Not very many so that's I am asking you. Youth archer's on getting some more unique/cool color ideas.



Thanks,Parker


----------



## outdoorsman3 (Nov 15, 2010)

I have solid orange  lime green looks good though.


----------



## ParrotArcher (May 31, 2012)

Purple and yellow?


----------



## animal killer (Sep 16, 2009)

Here is a switchback xt I built last night in flo orange n black servings











Here is blue n silver with clear serving
Glacial Lakes Archery. Let us help you with your new set of Custom Strings.


----------



## N7709K (Dec 17, 2008)

Natural, last longer and hold up better...


----------



## isaacdahl (Feb 27, 2010)

I like something subtle like silver and blue (will probably be my next set) vs. something loud. 

I did have lime green and blue at one time and it did look pretty nice...


----------



## Ignition kid (Oct 7, 2008)

I'd go w/ the white and yellow but I'd prefer either white speckled or a silver.

I just ordered some new strings for my Z7 from a guy here locally that makes bowstrings. I had him make mine silver and mountain berry (a really cool looking dark red, like my truck) w/ clear serving around the cams and idler wheel and mountain berry for the center serving.

and my Monster which I got strings from him are flo orange and rootbeer w/ clear serving on the string and then one cable is rootbeer w/ orange serviong and the other cable is flo orange with rootbeer serving, and that rootbeer color looks really cool.
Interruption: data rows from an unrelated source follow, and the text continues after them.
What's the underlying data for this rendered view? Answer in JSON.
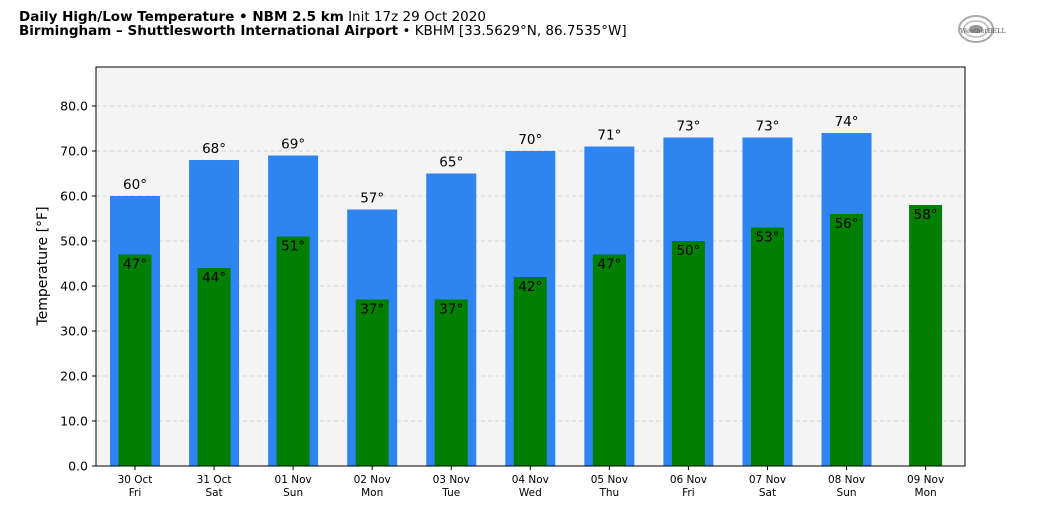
{
  "header": {
    "title_bold": "Daily High/Low Temperature • NBM 2.5 km",
    "title_init": "Init 17z 29 Oct 2020",
    "location_bold": "Birmingham – Shuttlesworth International Airport",
    "location_rest": "• KBHM [33.5629°N, 86.7535°W]"
  },
  "logo": {
    "text": "WeatherBELL"
  },
  "colors": {
    "high_bar": "#2e84f0",
    "low_bar": "#007f00",
    "plot_bg": "#f4f4f4"
  },
  "chart_data": {
    "type": "bar",
    "ylabel": "Temperature [°F]",
    "ylim": [
      0,
      80
    ],
    "yticks": [
      "0.0",
      "10.0",
      "20.0",
      "30.0",
      "40.0",
      "50.0",
      "60.0",
      "70.0",
      "80.0"
    ],
    "grid": true,
    "categories": [
      {
        "date": "30 Oct",
        "day": "Fri"
      },
      {
        "date": "31 Oct",
        "day": "Sat"
      },
      {
        "date": "01 Nov",
        "day": "Sun"
      },
      {
        "date": "02 Nov",
        "day": "Mon"
      },
      {
        "date": "03 Nov",
        "day": "Tue"
      },
      {
        "date": "04 Nov",
        "day": "Wed"
      },
      {
        "date": "05 Nov",
        "day": "Thu"
      },
      {
        "date": "06 Nov",
        "day": "Fri"
      },
      {
        "date": "07 Nov",
        "day": "Sat"
      },
      {
        "date": "08 Nov",
        "day": "Sun"
      },
      {
        "date": "09 Nov",
        "day": "Mon"
      }
    ],
    "series": [
      {
        "values": [
          60,
          68,
          69,
          57,
          65,
          70,
          71,
          73,
          73,
          74,
          null
        ],
        "labels": [
          "60°",
          "68°",
          "69°",
          "57°",
          "65°",
          "70°",
          "71°",
          "73°",
          "73°",
          "74°",
          null
        ]
      },
      {
        "values": [
          47,
          44,
          51,
          37,
          37,
          42,
          47,
          50,
          53,
          56,
          58
        ],
        "labels": [
          "47°",
          "44°",
          "51°",
          "37°",
          "37°",
          "42°",
          "47°",
          "50°",
          "53°",
          "56°",
          "58°"
        ]
      }
    ]
  }
}
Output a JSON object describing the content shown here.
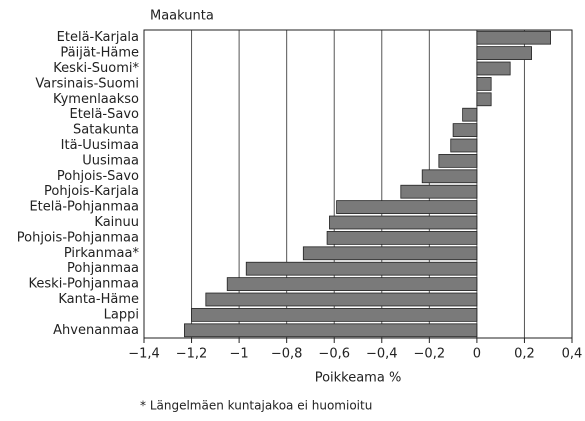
{
  "chart_data": {
    "type": "bar",
    "orientation": "horizontal",
    "title": "Maakunta",
    "x_label": "Poikkeama %",
    "footnote": "* Längelmäen kuntajakoa ei huomioitu",
    "categories": [
      "Etelä-Karjala",
      "Päijät-Häme",
      "Keski-Suomi*",
      "Varsinais-Suomi",
      "Kymenlaakso",
      "Etelä-Savo",
      "Satakunta",
      "Itä-Uusimaa",
      "Uusimaa",
      "Pohjois-Savo",
      "Pohjois-Karjala",
      "Etelä-Pohjanmaa",
      "Kainuu",
      "Pohjois-Pohjanmaa",
      "Pirkanmaa*",
      "Pohjanmaa",
      "Keski-Pohjanmaa",
      "Kanta-Häme",
      "Lappi",
      "Ahvenanmaa"
    ],
    "values": [
      0.31,
      0.23,
      0.14,
      0.06,
      0.06,
      -0.06,
      -0.1,
      -0.11,
      -0.16,
      -0.23,
      -0.32,
      -0.59,
      -0.62,
      -0.63,
      -0.73,
      -0.97,
      -1.05,
      -1.14,
      -1.2,
      -1.23
    ],
    "color": "#7a7a7a",
    "xlim": [
      -1.4,
      0.4
    ],
    "xticks": [
      {
        "value": -1.4,
        "label": "−1,4"
      },
      {
        "value": -1.2,
        "label": "−1,2"
      },
      {
        "value": -1,
        "label": "−1"
      },
      {
        "value": -0.8,
        "label": "−0,8"
      },
      {
        "value": -0.6,
        "label": "−0,6"
      },
      {
        "value": -0.4,
        "label": "−0,4"
      },
      {
        "value": -0.2,
        "label": "−0,2"
      },
      0,
      {
        "value": 0.2,
        "label": "0,2"
      },
      {
        "value": 0.4,
        "label": "0,4"
      }
    ],
    "grid": true
  }
}
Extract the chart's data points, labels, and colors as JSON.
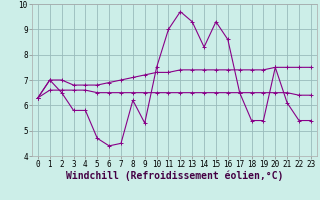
{
  "xlabel": "Windchill (Refroidissement éolien,°C)",
  "line_color": "#880088",
  "grid_color": "#99bbbb",
  "x": [
    0,
    1,
    2,
    3,
    4,
    5,
    6,
    7,
    8,
    9,
    10,
    11,
    12,
    13,
    14,
    15,
    16,
    17,
    18,
    19,
    20,
    21,
    22,
    23
  ],
  "y_main": [
    6.3,
    7.0,
    6.5,
    5.8,
    5.8,
    4.7,
    4.4,
    4.5,
    6.2,
    5.3,
    7.5,
    9.0,
    9.7,
    9.3,
    8.3,
    9.3,
    8.6,
    6.5,
    5.4,
    5.4,
    7.5,
    6.1,
    5.4,
    5.4
  ],
  "y_upper": [
    6.3,
    7.0,
    7.0,
    6.8,
    6.8,
    6.8,
    6.9,
    7.0,
    7.1,
    7.2,
    7.3,
    7.3,
    7.4,
    7.4,
    7.4,
    7.4,
    7.4,
    7.4,
    7.4,
    7.4,
    7.5,
    7.5,
    7.5,
    7.5
  ],
  "y_lower": [
    6.3,
    6.6,
    6.6,
    6.6,
    6.6,
    6.5,
    6.5,
    6.5,
    6.5,
    6.5,
    6.5,
    6.5,
    6.5,
    6.5,
    6.5,
    6.5,
    6.5,
    6.5,
    6.5,
    6.5,
    6.5,
    6.5,
    6.4,
    6.4
  ],
  "ylim": [
    4.0,
    10.0
  ],
  "xlim": [
    -0.5,
    23.5
  ],
  "yticks": [
    4,
    5,
    6,
    7,
    8,
    9,
    10
  ],
  "xticks": [
    0,
    1,
    2,
    3,
    4,
    5,
    6,
    7,
    8,
    9,
    10,
    11,
    12,
    13,
    14,
    15,
    16,
    17,
    18,
    19,
    20,
    21,
    22,
    23
  ],
  "tick_fontsize": 5.5,
  "xlabel_fontsize": 7,
  "plot_bgcolor": "#cceee8",
  "marker_size": 3,
  "linewidth": 0.8
}
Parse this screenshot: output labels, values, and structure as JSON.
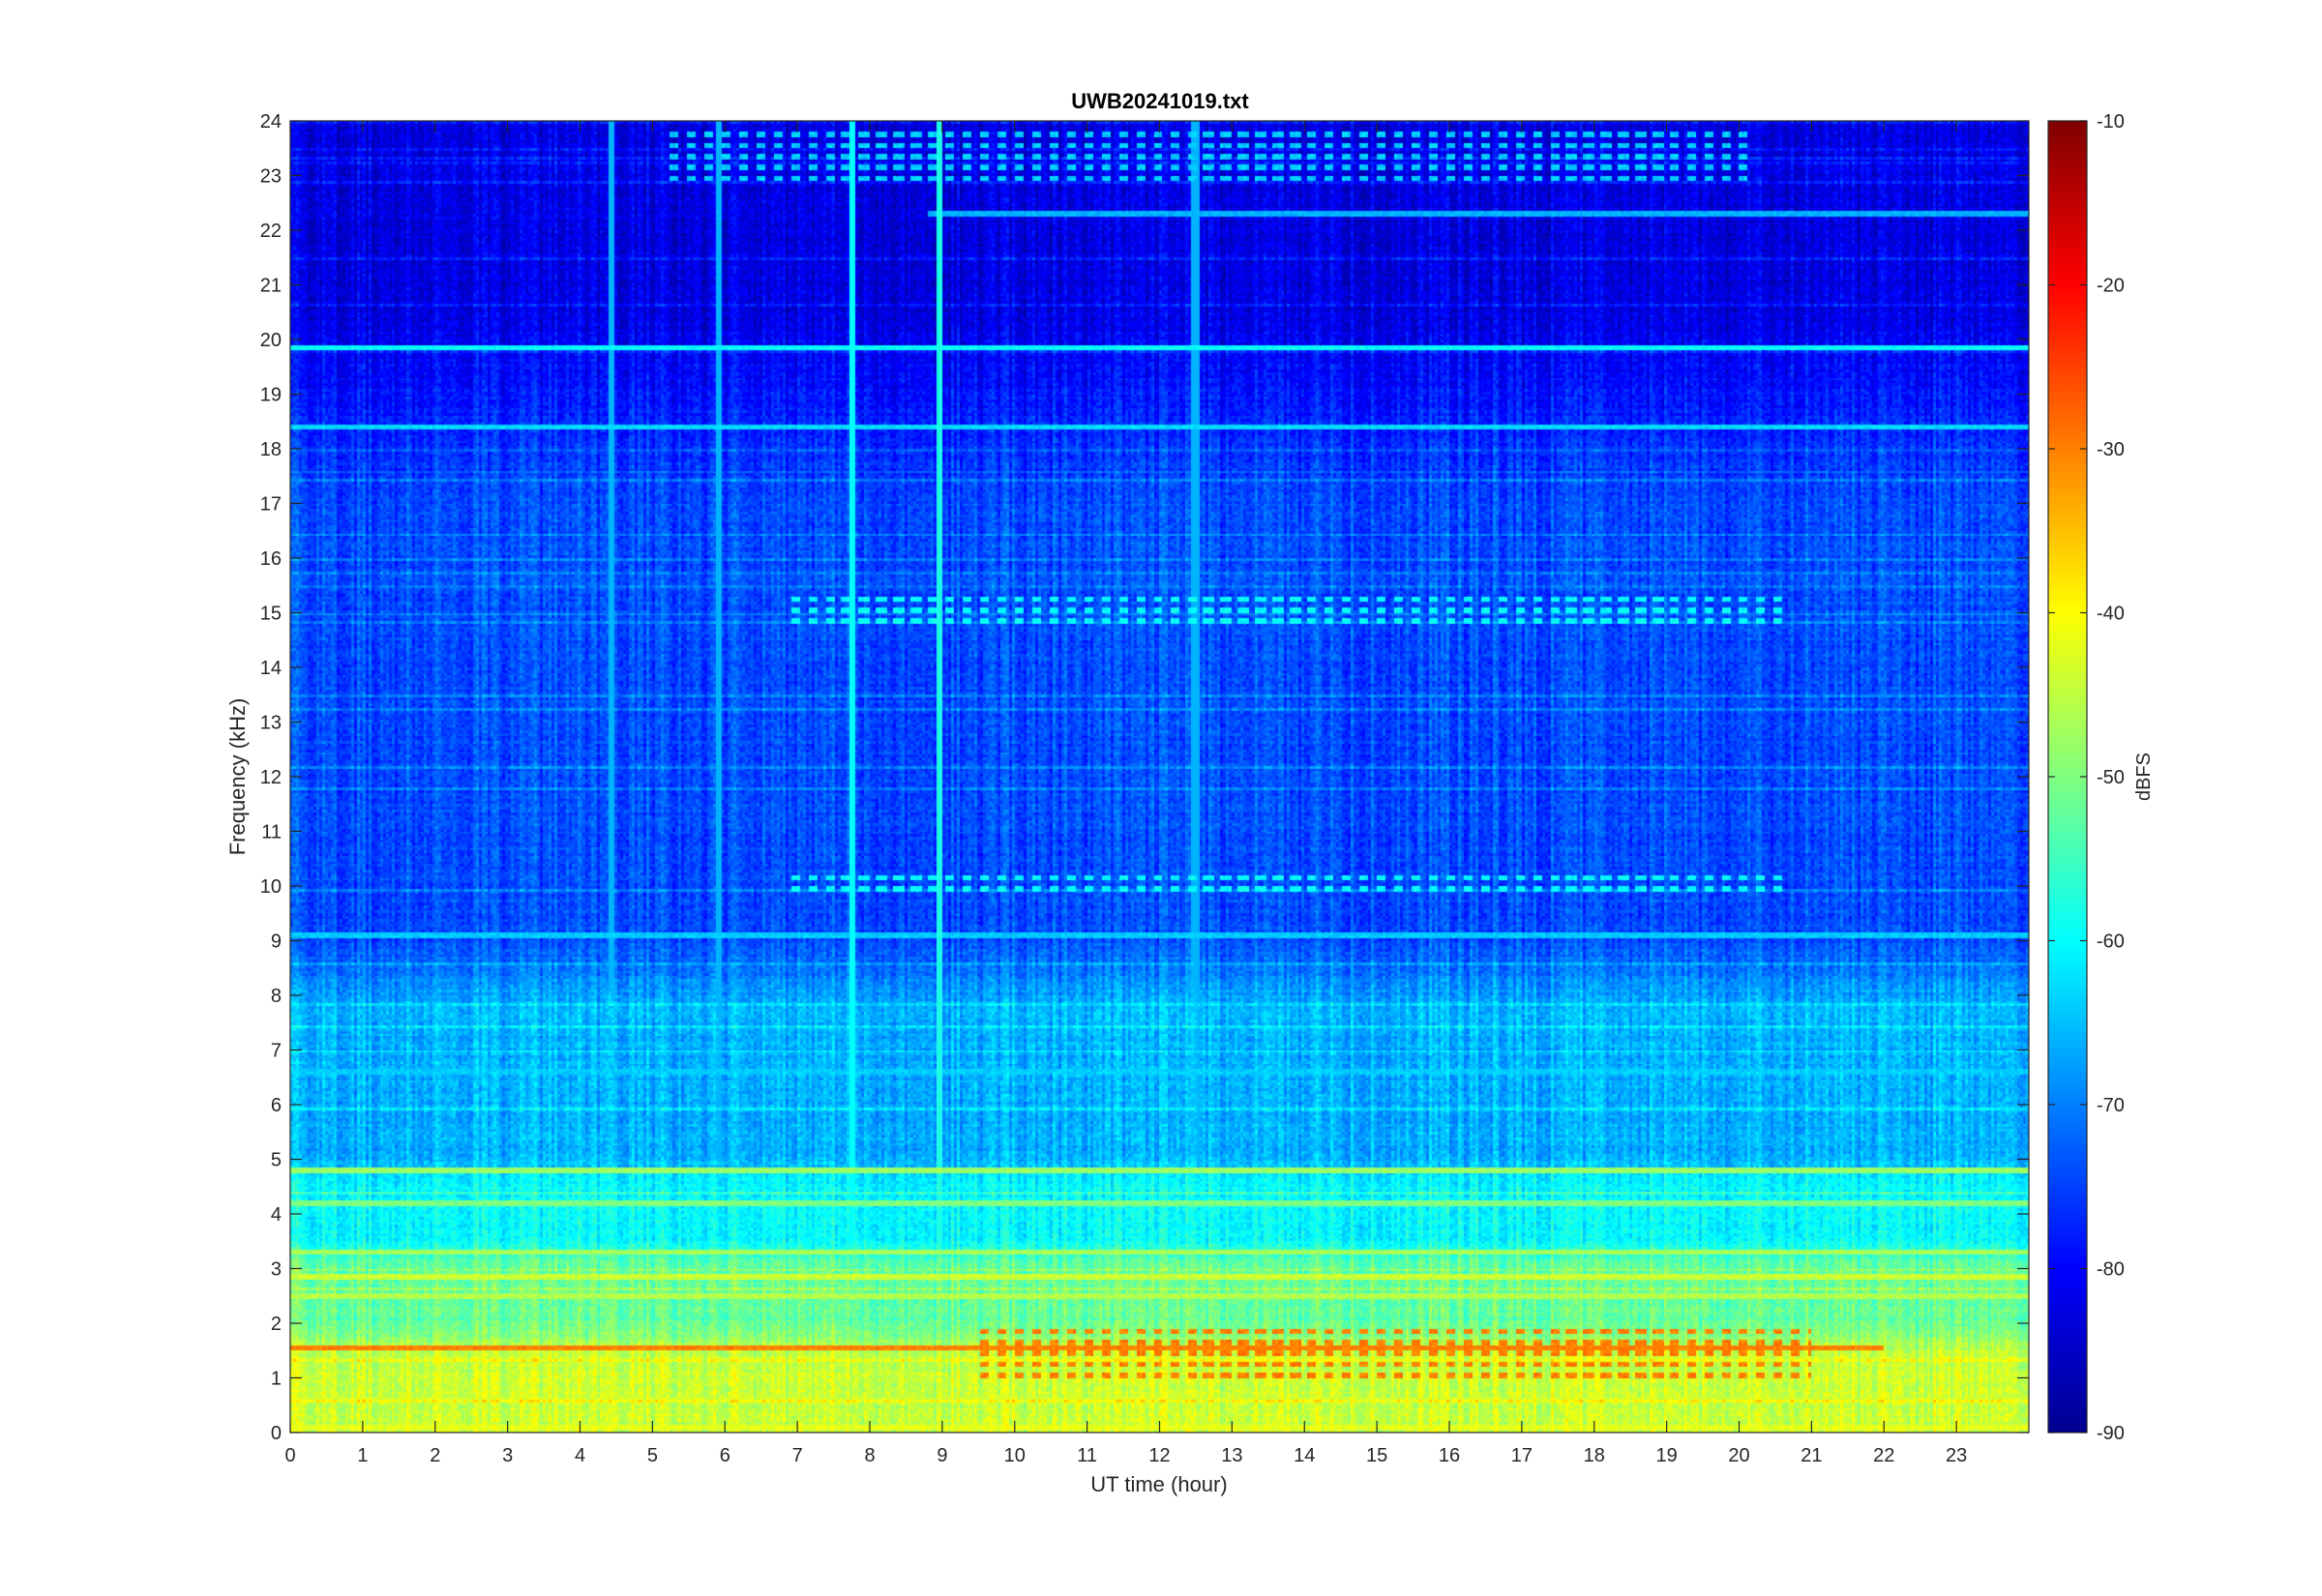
{
  "chart_data": {
    "type": "heatmap",
    "title": "UWB20241019.txt",
    "xlabel": "UT time (hour)",
    "ylabel": "Frequency (kHz)",
    "xlim": [
      0,
      24
    ],
    "ylim": [
      0,
      24
    ],
    "x_ticks": [
      "0",
      "1",
      "2",
      "3",
      "4",
      "5",
      "6",
      "7",
      "8",
      "9",
      "10",
      "11",
      "12",
      "13",
      "14",
      "15",
      "16",
      "17",
      "18",
      "19",
      "20",
      "21",
      "22",
      "23"
    ],
    "y_ticks": [
      "0",
      "1",
      "2",
      "3",
      "4",
      "5",
      "6",
      "7",
      "8",
      "9",
      "10",
      "11",
      "12",
      "13",
      "14",
      "15",
      "16",
      "17",
      "18",
      "19",
      "20",
      "21",
      "22",
      "23",
      "24"
    ],
    "colorbar": {
      "label": "dBFS",
      "range": [
        -90,
        -10
      ],
      "colormap": "jet",
      "ticks": [
        "-90",
        "-80",
        "-70",
        "-60",
        "-50",
        "-40",
        "-30",
        "-20",
        "-10"
      ]
    },
    "grid": false,
    "features": {
      "background_levels_dbfs": [
        {
          "f_from_khz": 0,
          "f_to_khz": 2,
          "level": -44
        },
        {
          "f_from_khz": 2,
          "f_to_khz": 3.5,
          "level": -52
        },
        {
          "f_from_khz": 3.5,
          "f_to_khz": 5,
          "level": -60
        },
        {
          "f_from_khz": 5,
          "f_to_khz": 9,
          "level": -66
        },
        {
          "f_from_khz": 9,
          "f_to_khz": 20.5,
          "level": -74
        },
        {
          "f_from_khz": 20.5,
          "f_to_khz": 24,
          "level": -82
        }
      ],
      "horizontal_lines": [
        {
          "freq_khz": 19.85,
          "t_start": 0,
          "t_end": 24,
          "level": -60
        },
        {
          "freq_khz": 18.4,
          "t_start": 0,
          "t_end": 24,
          "level": -63
        },
        {
          "freq_khz": 22.3,
          "t_start": 8.8,
          "t_end": 24,
          "level": -66
        },
        {
          "freq_khz": 1.55,
          "t_start": 0,
          "t_end": 22,
          "level": -30
        },
        {
          "freq_khz": 4.8,
          "t_start": 0,
          "t_end": 24,
          "level": -48
        },
        {
          "freq_khz": 4.2,
          "t_start": 0,
          "t_end": 24,
          "level": -50
        },
        {
          "freq_khz": 3.3,
          "t_start": 0,
          "t_end": 24,
          "level": -47
        },
        {
          "freq_khz": 2.85,
          "t_start": 0,
          "t_end": 24,
          "level": -44
        },
        {
          "freq_khz": 2.5,
          "t_start": 0,
          "t_end": 24,
          "level": -46
        },
        {
          "freq_khz": 0.6,
          "t_start": 0,
          "t_end": 24,
          "level": -44
        },
        {
          "freq_khz": 0.1,
          "t_start": 0,
          "t_end": 24,
          "level": -42
        },
        {
          "freq_khz": 9.1,
          "t_start": 0,
          "t_end": 24,
          "level": -64
        },
        {
          "freq_khz": 6.6,
          "t_start": 0,
          "t_end": 24,
          "level": -64
        }
      ],
      "periodic_bursts": [
        {
          "freq_khz_from": 14.8,
          "freq_khz_to": 15.4,
          "t_start": 6.8,
          "t_end": 20.6,
          "level": -60
        },
        {
          "freq_khz_from": 9.9,
          "freq_khz_to": 10.3,
          "t_start": 6.8,
          "t_end": 20.6,
          "level": -60
        },
        {
          "freq_khz_from": 22.9,
          "freq_khz_to": 23.9,
          "t_start": 5.2,
          "t_end": 20.2,
          "level": -64
        },
        {
          "freq_khz_from": 1.0,
          "freq_khz_to": 2.0,
          "t_start": 9.5,
          "t_end": 21.0,
          "level": -30
        }
      ],
      "vertical_lines": [
        {
          "t": 7.75,
          "f_max_khz": 24,
          "level": -60
        },
        {
          "t": 8.95,
          "f_max_khz": 24,
          "level": -58
        },
        {
          "t": 4.45,
          "f_max_khz": 24,
          "level": -66
        },
        {
          "t": 5.9,
          "f_max_khz": 24,
          "level": -66
        },
        {
          "t": 12.5,
          "f_max_khz": 24,
          "level": -66
        }
      ]
    }
  }
}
I would've went w/ rootbeer and silver on my Z7 but I wanted a dark red since my Z7 has red accents to it and I'm over the flo green dampers and what not, and I didnt want orange since my Monster allready has orange in it and I didnt want to have red and black because its so popular and I wanted sometghing different but still cool looking, so I went w/ silver and mountain berry. btw dont ever get black cherry colored string unless you like purple because it looks alot like purple, I'm glad I went to his shop to choose my string colors because I thought the black cherry wasnt purple looking but it is.
but mountain berry looks like what black cherry should look like, wierd right?


----------